L'explosion à Bouira n'a pas eu lieu

TERRORISME L'attaque aurait eu lieu dans une station de bus...

V.G. et V.Z.

— 

Suivant des informations de l'agence de presse Reuters, 20minutes.fr annonçait lundi un attentat à la bombe dans la ville algérienne de Bouira. Mais cette explosion n'a pas eu lieu, nous présentons nos excuses à nos lecteurs.

Reuters a retiré son information: «Notre dépêche faisant état d'un attentat à la bombe en Algérie est fausse. Il n'y pas eu d'attentat.» Le correspondant de l'agence de presse en Algérie a été trompé par une «source sûre issue des services de sécurité», explique à 20minutes.fr Henri-Pierre André, du service international de Reuters.

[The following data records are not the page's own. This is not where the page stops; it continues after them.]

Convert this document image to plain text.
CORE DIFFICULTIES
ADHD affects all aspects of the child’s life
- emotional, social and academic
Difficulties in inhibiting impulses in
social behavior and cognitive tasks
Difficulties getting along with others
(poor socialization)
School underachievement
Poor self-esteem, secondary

Quatre attentats en cinq jours dans la région d'Alger

Cette erreur intervient dans un contexte de regain de violence: quatre explosions en cinq jours ont frappé la région d'Alger. Dimanche un double attentat avait tué treize personnes dont un ingénieur français, à Lakhdaria, à l'est d'Alger. La voiture de l'ingénieur français avait sauté sur une bombe à la sortie d'un chantier de travaux publics. Les autres victimes ont été tuées par une seconde bombe qui a été déclenchée lorsqu'elles se sont portées à son secours.

Dans la même province, six soldats avaient péri jeudi dernier dans l'explosion d'une bombe au passage de leur convoi. La veille, deux personnes avaient été victimes d'engins explosifs à proximité d'une caserne militaire de Bordj El Kiffan, à 25 km à l'est de la capitale.

«Les islamistes n'ont plus les mêmes moyens qu'auparavant»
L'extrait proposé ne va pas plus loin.